Wednesday, September 15, 2010

Neoliberalism's Maiming of Smith's "Invisible Hand"

Charles Hugh Smith has become one of my favorite bloggers because his essays (it seems wrong to call them simply "posts") are very thoughtful and distinctly human.  Today, I ran across this essay from a few days ago, in which he states Adam Smith's Invisible Hand aphorism, thusly:
The key mechanism of Adam Smith's capitalism is a self-interest which manifests itself systemically as The Invisible Hand. It's a concept that offers a wealth of self-satisfaction: by pursuing our most selfish interests, the whole of society benefits.
While this is certainly the dominant narrative of what the Invisible Hand aphorism means, it bears little resemblance to what Adam Smith actually said in the full context of when he said it.

By the twentieth century Adam Smith was largely forgotten and rarely discussed.  He and his legacy had been eclipsed by economists like Ricardo and Pigou.

In their pursuit of a new, revitalized form of classical liberalism, the founders of neoliberalism resurrected Adam Smith and claimed his legacy as one of their guiding lights.  Walter Lippmann was first to do this in 1937 in The Good Society.  Henry Simons followed suit in the 1940s with a series of essays that were collected and published in 1947 as his Economic Policy for a Free Society.  Simons appears to have been the first to directly invoke Smith's Invisible Hand aphorism, but he did so very loosely and, arguably, faithfully.

While it is not clear when the current narrative of the Invisible Hand was created, its greatest and most ardent peddler was Milton Friedman.   Friedman was much more than an academic, he was a very public and articulate personality that once had his own television show and wrote several books.
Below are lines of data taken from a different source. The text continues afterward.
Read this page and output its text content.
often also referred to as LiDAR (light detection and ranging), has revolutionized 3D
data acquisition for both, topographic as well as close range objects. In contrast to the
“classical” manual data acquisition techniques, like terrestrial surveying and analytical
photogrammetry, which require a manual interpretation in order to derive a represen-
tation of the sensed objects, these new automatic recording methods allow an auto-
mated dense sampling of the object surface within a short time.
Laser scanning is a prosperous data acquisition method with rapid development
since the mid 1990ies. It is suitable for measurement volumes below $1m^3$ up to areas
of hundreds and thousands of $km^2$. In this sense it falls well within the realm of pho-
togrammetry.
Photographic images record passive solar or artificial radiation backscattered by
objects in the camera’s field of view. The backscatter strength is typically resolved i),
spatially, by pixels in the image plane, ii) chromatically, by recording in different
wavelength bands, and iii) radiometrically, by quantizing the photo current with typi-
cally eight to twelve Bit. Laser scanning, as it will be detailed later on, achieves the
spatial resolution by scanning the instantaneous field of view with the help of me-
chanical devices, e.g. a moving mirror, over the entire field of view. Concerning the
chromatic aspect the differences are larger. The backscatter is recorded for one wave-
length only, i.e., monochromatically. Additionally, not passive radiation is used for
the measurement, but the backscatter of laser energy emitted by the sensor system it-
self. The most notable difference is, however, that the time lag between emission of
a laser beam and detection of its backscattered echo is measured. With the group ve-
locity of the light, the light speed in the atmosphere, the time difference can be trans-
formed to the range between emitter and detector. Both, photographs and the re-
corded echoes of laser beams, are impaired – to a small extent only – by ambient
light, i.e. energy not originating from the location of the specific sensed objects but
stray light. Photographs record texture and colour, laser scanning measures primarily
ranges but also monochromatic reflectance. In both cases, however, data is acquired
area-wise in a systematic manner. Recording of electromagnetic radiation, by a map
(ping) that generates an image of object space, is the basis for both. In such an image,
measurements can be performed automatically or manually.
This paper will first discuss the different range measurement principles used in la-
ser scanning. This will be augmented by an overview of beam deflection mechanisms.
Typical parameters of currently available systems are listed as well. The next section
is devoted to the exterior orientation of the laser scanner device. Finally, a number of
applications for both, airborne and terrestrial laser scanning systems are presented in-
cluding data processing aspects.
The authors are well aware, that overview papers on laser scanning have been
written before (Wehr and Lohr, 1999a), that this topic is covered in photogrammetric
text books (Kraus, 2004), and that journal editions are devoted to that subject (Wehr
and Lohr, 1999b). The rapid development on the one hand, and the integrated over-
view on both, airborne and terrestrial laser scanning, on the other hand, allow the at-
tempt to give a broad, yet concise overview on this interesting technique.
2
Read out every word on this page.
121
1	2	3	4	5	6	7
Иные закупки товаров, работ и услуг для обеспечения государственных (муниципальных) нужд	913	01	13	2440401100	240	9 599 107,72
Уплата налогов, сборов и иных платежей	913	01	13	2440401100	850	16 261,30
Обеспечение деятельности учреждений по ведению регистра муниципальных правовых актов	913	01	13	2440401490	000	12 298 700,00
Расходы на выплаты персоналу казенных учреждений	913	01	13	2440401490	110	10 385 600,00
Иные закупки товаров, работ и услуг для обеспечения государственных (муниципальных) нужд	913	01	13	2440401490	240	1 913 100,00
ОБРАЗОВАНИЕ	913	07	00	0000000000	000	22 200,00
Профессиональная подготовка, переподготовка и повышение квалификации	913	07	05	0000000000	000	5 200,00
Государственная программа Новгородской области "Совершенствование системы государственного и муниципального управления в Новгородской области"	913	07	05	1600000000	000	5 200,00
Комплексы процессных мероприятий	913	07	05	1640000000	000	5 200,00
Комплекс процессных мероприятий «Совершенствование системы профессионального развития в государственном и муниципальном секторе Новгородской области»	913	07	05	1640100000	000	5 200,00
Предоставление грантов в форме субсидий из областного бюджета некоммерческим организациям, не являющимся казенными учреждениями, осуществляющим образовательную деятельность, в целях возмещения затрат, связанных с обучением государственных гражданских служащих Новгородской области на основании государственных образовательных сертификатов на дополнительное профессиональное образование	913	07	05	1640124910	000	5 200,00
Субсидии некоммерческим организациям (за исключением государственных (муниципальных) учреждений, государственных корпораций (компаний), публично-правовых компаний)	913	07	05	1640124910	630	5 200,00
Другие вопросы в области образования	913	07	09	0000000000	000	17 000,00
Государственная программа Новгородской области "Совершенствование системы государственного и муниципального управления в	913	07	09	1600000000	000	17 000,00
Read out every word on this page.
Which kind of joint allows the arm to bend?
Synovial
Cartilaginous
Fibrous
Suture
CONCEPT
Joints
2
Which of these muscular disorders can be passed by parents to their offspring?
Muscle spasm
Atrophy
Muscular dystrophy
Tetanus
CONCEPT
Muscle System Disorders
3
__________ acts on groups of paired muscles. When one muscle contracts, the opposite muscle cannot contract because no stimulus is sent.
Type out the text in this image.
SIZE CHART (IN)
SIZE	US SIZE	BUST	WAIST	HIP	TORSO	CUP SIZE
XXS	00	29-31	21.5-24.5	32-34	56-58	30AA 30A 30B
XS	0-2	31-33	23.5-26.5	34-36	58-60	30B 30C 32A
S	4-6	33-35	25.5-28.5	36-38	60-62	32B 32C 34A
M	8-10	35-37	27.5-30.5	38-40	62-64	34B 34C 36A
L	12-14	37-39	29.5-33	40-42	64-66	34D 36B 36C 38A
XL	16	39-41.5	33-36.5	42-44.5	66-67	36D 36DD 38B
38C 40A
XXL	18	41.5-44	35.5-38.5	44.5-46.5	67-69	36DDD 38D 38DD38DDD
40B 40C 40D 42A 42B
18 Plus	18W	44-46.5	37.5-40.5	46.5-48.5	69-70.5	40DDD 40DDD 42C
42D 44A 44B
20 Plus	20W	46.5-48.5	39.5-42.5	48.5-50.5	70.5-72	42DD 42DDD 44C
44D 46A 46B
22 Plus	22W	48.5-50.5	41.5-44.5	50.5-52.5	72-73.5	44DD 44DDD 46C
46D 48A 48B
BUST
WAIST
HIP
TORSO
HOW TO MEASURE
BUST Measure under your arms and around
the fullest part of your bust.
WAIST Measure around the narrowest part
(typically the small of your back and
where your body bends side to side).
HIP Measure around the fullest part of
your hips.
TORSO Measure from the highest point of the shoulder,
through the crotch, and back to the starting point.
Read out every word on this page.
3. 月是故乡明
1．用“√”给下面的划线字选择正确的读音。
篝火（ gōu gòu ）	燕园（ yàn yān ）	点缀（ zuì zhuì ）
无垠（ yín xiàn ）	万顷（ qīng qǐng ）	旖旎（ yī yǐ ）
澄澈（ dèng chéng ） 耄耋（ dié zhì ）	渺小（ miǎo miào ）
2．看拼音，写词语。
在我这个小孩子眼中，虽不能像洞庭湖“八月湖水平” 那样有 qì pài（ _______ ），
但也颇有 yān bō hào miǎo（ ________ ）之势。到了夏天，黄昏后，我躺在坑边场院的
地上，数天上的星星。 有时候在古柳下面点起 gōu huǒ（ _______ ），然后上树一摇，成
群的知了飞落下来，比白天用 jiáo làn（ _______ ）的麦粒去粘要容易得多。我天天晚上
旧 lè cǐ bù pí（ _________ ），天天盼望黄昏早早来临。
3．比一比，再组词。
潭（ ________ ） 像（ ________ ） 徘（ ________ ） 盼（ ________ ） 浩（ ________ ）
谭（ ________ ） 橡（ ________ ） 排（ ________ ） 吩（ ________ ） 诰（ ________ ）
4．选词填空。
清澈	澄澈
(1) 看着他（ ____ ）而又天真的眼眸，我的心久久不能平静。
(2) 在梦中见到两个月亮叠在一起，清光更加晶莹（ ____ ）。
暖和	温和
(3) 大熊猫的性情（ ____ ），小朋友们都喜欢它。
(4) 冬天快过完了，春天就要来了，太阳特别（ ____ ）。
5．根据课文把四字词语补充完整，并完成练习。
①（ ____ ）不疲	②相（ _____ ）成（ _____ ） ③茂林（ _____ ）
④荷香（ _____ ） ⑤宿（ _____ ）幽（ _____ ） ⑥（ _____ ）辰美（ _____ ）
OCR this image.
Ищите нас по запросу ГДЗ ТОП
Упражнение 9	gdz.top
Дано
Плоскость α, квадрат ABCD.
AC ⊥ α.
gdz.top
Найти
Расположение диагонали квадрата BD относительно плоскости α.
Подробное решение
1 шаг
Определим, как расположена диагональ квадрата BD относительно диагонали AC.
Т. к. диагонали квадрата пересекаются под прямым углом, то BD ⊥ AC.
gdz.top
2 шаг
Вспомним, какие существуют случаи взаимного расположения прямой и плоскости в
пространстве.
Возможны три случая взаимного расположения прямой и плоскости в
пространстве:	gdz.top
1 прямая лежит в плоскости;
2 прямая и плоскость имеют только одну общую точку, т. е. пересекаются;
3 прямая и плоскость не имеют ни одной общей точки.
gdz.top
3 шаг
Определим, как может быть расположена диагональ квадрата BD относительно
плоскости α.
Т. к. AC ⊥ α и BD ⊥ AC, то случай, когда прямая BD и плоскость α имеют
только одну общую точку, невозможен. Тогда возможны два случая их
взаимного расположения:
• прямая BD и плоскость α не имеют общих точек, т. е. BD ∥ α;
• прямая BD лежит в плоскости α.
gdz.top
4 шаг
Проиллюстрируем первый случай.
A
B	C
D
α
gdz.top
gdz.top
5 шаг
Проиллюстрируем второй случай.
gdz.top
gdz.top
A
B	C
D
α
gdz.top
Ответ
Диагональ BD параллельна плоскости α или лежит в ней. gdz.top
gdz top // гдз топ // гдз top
Margaret Thatcher bought what Friedman was selling, and proudly proclaimed "there is no society."

Adam Smith would have been shocked and appalled by Thatcher's statement.  After all, before The Wealth of Nations, he had written his Theory of Moral Sentiments, which was all about the ethical standards and codes of conduct that bound a society together, and it was in the Theory of Moral Sentiments that he first made reference to the Invisible Hand. 

Indeed, Smith's Invisible Hand was the social code that bound individuals together into something greater than the sum of its parts-- society-- and guided their conduct towards the common good.  In Smith's time, the individual truly was the engine that fueled the economy.  While there were limited liability corporations at the time, they were creatures of the sovereign that lived and died at its whim.  The vast majority of business was conducted by human beings who were fully liable under the law and personally accountable under the social code for everything they did in business as well as in their personal lives.  Given the fact that businesses run by individuals were already fully accountable to and guided by their position as a member of society, there was no need to impose further restraints on trade.

In his 1930 The Political Element in the Development of Economic Theory, Gunnar Myrdal referred to Smith's notion of a society unified and guided by a harmony of interests as a "communistic fiction," noting that it was "implicit in most writings on economics" and a staple of economic liberalism.   In this sense, as noted by Hannah Arendt in The Human Condition, classical liberals like Smith, Ricardo and J.S. Mill created communism by essentially asserting that promoting the common good was the goal of laissez-faire.  

When it proved that laissez-faire did not, in many cases, promote the common good, it was natural for somebody like Karl Marx to reject the individualism of laissez-faire as the fiction and embrace the communistic fiction as reality.

Where Marx excised the "individualistic fiction" of classical liberalism, the founders of neoliberalism excised the communistic fiction.  To their minds, the true failure of classical liberalism was including the communistic fiction in their economics and then mistaking that fiction as the goal of economic policy.  To the founders of neoliberalism, laissez-faire was the goal, whatever its consequences to society.

Smith's Invisible Hand aphorism proved very malleable because it is stated as an identity: individuals pursuing their own selfish interests automatically promote the common good.  It was a simle step for somebody like Milton Friedman, whose economic "theory" is itself merely an identity (the quantity theory of money), to provide the addendum "so don't worry about the common good because it happens automatically."

The fact remains, though, that Adam Smith believed that the common good of society, not self-interest, was the goal, and that the Invisible Hand exercised by common "moral sentiments" of individuals within the society would guide them toward that goal.  In Adam Smith's Invisible Hand, as in nature, the individual and society are inseparable.